By Nelson Bennett
(Image: Canadian pianist Stewart Goodyear was at Tom Lee Music on Granville Street to demonstrate a new high-tech Steinway | Photo: Rob Kruyt)
Concert pianist Stewart Goodyear sits down in Tom Lee Music’s piano gallery and begins to play a piece by Johannes Brahms.
The tonal quality is superb. After all, he’s playing a Steinway grand piano.
When he’s finished the piece, he stands up, stands back, and the Steinway begins to play the same piece again – by itself. This is, clearly, no ordinary Steinway. It’s a Spirio – the world’s most high-tech player piano, and for $150,000, you can own one, too.
Using state-of-the-art hardware, software and an iPad, the Spirio faithfully reproduces solo performances by hundreds of notable Steinway artists. But it’s not a recording that’s played back; it’s the piece being replayed on an actual piano.
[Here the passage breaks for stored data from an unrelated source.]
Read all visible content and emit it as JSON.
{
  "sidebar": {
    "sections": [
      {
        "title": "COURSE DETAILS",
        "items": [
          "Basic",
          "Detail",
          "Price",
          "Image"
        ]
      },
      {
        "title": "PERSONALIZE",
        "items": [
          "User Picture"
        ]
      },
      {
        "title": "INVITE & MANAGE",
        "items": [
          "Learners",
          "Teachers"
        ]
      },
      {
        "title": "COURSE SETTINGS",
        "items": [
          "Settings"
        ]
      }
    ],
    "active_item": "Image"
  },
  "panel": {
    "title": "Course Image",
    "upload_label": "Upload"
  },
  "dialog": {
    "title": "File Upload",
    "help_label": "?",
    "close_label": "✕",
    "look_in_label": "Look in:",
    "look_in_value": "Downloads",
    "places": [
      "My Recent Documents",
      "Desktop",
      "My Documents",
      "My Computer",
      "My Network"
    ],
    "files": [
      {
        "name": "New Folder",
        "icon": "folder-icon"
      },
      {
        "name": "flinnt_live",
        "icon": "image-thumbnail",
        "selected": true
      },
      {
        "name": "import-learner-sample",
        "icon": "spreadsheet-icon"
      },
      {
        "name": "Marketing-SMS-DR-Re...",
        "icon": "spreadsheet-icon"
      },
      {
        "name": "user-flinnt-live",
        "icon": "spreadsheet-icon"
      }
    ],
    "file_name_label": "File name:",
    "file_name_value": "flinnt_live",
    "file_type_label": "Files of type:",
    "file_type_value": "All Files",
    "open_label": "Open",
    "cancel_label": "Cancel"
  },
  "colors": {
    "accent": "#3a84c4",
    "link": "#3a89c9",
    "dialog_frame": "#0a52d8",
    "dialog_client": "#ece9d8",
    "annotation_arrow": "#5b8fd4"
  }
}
At $150,000, the target market for the Spirio isn’t pianists, but affluent music aficionados who want the prestige of having a Steinway in their homes but who might not be able to play piano themselves.
“What this allows us to do is reach a large group of what we call adjacent consumers, who are not the Stewart Goodyears that play at an extraordinarily high level, but who appreciate cultural affluence and great music,” said Ron Losby, president of Steinway & Sons, who was in Vancouver last week for the Spirio’s launch.
The Spirio is being unveiled in five test markets in North America. Vancouver is the only test market in Canada.
Tom Lee Music is the exclusive dealer for Steinway in B.C., so the Spirio was launched last week at Tom Lee’s Granville Street store in Vancouver, which has one floor dedicated just to pianos. Headquartered in Hong Kong, Tom Lee Music has eight stores in B.C.
Vancouver was chosen for a test market because of its economic and cultural affluence and its large Asian population.
“Vancouver is a piano town,” said Tom Lee vice-president Graham Blank. “There are a lot of piano teachers, many great institutions, we’ve got a great symphony and opera, and we have a great music and arts community. Piano playing in Asian culture – Hong Kong, Taiwan and mainland China – it’s part of their culture.”
But not everyone who plays the piano can afford a Steinway, which start at $70,000. And not everyone who can afford a Steinway can play one. And that’s the market the Spirio was designed for.
Steinway is using recently developed technology to solve some of the problems that have plagued player pianos since they were invented in the late 1800s. The keys are activated by electric-powered solenoids. Optical sensors are used to determine how hard the hammer should strike a piano string, based on software that analyzes the sound of the performer who was recorded playing a piece.
Steinway has brought some of the world’s best pianists into the studio to record their performances. The recordings are then reproduced on a Steinway piano. It’s a bit like having a renowned concert pianist playing at your cocktail party without having to hire him or her to come and play.
The Spirio comes with an iPad that is preloaded with 700 hours of solo performances by some of the world’s greatest pianists, and the catalogue is constantly updated.
The Spirio is initially being offered on Steinway’s Model B Music Room grand piano, and will later be offered in two other models, including a medium grand.